Research talk:Wikipedia article creation/Work log/Friday, January 17th
Friday, January 17th
editToday I'm working on the last piece in the puzzle of newcomer page creations -- figuring out the scale at which all newcomers enter the page creation process.
So first things first, I need to generate a funnel for observing how many registered editors --> R:New editors --> New page creators --> New article creators --> New draft article creators.
SELECT
DATE(CONCAT(LEFT(user_registration, 6), "01")) AS registration_month,
COUNT(*) AS registered_users, /* registered users */
SUM(revision_stats.day_revisions > 0) AS new_editors,
SUM(page_stats.pages > 0) AS new_page_creators, /* users who started a any page in first 30 days */
SUM(page_stats.article_pages > 0) AS new_article_creators, /* users who started an article page in first 30 days */
SUM(page_stats.draft_pages > 0) AS new_draft_creators /* users who started a draft article page in first 30 days */
FROM (
SELECT
user_id,
user_registration,
SUM(day_revisions) AS day_revisions
FROM (
(
SELECT
user_id,
user_registration,
SUM(rev_id IS NOT NULL) AS day_revisions
FROM user
LEFT JOIN revision ON
rev_user = user_id AND
rev_timestamp < DATE_FORMAT(DATE_ADD(user_registration, INTERVAL 1 DAY), "%Y%m%d%H%i%S")
WHERE
user_registration > "2008"
GROUP BY 1
)
UNION
(
SELECT
user_id,
user_registration,
SUM(ar_id IS NOT NULL) AS day_revisions
FROM user
LEFT JOIN archive ON
ar_user_text = user_name AND
ar_timestamp < DATE_FORMAT(DATE_ADD(user_registration, INTERVAL 1 DAY), "%Y%m%d%H%i%S")
WHERE
user_registration > "2008"
GROUP BY 1,2
)
) AS revision_archive_stats
GROUP BY 1,2
) AS revision_stats
LEFT JOIN (
SELECT
user_id,
SUM(c.user_id IS NOT NULL) AS pages,
SUM(ap.page_title IS NOT NULL) AS article_pages,
SUM(ap.original_namespace != 0) AS draft_pages
FROM user
LEFT JOIN staging.nov13_dewiki_creation c USING (user_id)
LEFT JOIN staging.nov13_dewiki_article_page ap USING (page_id)
WHERE
user_registration > "2008" AND
c.rev_timestamp < DATE_FORMAT(DATE_ADD(user_registration, INTERVAL 30 DAY), "%Y%m%d%H%i%S")
GROUP BY 1
) AS page_stats USING (user_id)
GROUP BY 1
I cheated a little bit.
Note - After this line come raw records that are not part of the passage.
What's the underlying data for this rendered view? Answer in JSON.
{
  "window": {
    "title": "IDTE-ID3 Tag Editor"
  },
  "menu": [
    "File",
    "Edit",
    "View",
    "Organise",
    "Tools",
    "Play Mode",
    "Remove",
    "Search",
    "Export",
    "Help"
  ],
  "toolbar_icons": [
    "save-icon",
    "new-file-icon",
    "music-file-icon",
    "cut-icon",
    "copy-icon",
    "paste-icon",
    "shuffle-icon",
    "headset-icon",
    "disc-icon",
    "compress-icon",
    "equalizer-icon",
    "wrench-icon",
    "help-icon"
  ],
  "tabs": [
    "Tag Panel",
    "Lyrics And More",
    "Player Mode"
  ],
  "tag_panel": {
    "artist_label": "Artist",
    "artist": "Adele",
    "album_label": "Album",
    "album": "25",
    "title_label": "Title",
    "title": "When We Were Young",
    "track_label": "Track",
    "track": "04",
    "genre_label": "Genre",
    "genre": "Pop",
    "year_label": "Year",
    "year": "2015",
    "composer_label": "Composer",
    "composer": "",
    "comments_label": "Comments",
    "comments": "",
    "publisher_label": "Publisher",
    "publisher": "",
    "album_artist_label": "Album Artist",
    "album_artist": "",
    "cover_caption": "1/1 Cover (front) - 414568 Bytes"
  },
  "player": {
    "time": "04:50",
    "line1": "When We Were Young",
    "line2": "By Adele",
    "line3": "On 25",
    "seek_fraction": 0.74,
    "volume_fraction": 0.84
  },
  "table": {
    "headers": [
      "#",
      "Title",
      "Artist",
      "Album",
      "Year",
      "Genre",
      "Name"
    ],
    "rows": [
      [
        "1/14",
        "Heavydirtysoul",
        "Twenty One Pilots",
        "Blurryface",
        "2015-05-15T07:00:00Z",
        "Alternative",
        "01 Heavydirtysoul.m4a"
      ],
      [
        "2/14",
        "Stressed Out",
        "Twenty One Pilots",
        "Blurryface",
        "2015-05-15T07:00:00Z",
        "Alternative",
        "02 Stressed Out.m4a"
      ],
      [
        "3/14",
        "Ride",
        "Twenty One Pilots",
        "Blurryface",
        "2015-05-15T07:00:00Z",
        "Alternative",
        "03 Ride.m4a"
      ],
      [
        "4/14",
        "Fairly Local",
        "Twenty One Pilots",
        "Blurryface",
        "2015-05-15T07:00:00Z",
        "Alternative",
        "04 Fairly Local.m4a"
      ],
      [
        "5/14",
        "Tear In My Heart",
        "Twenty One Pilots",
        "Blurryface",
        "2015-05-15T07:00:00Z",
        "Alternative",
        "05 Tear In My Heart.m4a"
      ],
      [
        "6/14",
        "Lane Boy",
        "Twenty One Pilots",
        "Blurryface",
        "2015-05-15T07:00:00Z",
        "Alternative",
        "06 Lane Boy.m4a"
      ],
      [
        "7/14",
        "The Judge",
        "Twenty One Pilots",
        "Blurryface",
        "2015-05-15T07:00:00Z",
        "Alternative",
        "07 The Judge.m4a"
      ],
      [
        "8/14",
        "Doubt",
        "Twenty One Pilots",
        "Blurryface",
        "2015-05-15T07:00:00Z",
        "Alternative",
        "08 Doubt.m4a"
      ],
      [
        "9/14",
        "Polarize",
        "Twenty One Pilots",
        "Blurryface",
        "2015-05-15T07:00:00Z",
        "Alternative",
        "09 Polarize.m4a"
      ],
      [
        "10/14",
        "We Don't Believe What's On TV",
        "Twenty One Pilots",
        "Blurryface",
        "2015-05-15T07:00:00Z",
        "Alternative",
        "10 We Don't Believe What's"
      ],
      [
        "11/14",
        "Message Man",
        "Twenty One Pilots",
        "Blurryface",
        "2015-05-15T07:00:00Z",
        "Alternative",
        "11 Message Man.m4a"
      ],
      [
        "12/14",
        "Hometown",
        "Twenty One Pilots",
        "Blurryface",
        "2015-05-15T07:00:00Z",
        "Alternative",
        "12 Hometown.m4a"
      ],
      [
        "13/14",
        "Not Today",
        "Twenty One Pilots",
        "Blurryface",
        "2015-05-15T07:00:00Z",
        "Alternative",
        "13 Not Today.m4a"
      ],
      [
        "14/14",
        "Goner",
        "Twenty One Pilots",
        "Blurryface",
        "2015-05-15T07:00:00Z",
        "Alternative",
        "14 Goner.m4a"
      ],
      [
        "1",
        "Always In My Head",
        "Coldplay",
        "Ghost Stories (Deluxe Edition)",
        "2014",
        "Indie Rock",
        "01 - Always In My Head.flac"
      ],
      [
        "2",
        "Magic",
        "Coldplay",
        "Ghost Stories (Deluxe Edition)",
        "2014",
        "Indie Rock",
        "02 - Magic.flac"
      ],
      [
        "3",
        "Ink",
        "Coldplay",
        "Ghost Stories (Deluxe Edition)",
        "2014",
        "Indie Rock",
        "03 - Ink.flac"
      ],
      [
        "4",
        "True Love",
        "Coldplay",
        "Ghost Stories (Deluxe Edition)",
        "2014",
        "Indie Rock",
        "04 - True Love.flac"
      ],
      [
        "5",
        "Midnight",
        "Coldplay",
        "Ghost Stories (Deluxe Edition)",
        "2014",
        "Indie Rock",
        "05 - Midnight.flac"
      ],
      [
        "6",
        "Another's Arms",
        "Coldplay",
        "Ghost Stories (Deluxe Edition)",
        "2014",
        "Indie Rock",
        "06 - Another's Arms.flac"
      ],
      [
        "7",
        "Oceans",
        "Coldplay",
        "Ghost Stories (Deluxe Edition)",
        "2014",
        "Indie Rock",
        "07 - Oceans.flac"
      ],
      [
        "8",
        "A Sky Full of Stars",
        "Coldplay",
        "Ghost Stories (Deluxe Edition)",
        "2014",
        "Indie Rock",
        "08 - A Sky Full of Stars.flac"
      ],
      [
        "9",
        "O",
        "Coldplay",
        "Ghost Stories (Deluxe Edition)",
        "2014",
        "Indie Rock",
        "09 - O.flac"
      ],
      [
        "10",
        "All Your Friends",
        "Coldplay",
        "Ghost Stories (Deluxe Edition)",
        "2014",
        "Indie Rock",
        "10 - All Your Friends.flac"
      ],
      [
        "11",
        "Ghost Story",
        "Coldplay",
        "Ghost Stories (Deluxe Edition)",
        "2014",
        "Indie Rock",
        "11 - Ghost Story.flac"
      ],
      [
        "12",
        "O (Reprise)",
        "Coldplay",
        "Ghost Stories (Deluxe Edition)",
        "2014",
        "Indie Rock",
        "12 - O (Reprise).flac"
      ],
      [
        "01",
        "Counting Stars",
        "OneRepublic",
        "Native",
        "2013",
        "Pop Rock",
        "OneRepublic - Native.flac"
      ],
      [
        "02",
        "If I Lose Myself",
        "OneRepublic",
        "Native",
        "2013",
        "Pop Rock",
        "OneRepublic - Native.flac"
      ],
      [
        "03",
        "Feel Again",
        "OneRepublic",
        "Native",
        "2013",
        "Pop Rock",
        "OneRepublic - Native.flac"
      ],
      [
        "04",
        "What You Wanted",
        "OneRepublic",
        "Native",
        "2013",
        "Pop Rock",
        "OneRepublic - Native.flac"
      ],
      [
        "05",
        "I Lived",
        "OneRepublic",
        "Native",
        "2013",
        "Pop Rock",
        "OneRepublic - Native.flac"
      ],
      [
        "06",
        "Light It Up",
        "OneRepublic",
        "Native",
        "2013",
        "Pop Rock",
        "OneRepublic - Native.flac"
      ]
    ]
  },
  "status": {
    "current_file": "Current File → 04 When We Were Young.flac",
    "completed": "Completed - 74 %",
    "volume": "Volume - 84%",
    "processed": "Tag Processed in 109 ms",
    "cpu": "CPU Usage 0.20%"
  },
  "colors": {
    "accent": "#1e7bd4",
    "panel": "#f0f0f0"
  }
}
I got the above query wrong several times before I got it right.
Here's the results. First, the monthly proportion of users that make it to each part of the funnel. Since Enwiki is super big and takes forever to run, I'll start off with German.
~ 30% of newly registered users will make an edit within 24h. ~40% of these new editors will create some page. ~60% of them will have created an article (or a draft article). And depending on where you look, about %3 of those users will have created a draft (non ns=0 page that became an article). There's a concerning dip in the number of draft creators that has me thinking that there might be some anomaly in my data.
Check out the raw numbers:
The number of editors who create drafts each months drops from 30 to 0-2 in the middle of 2011. My best guess is that there was a substantial change in the way that page moves were recorded at that point. I'll have to pick through the data to see if I can figure out what's going on. --Halfak (WMF) (talk) 23:56, 17 January 2014 (UTC)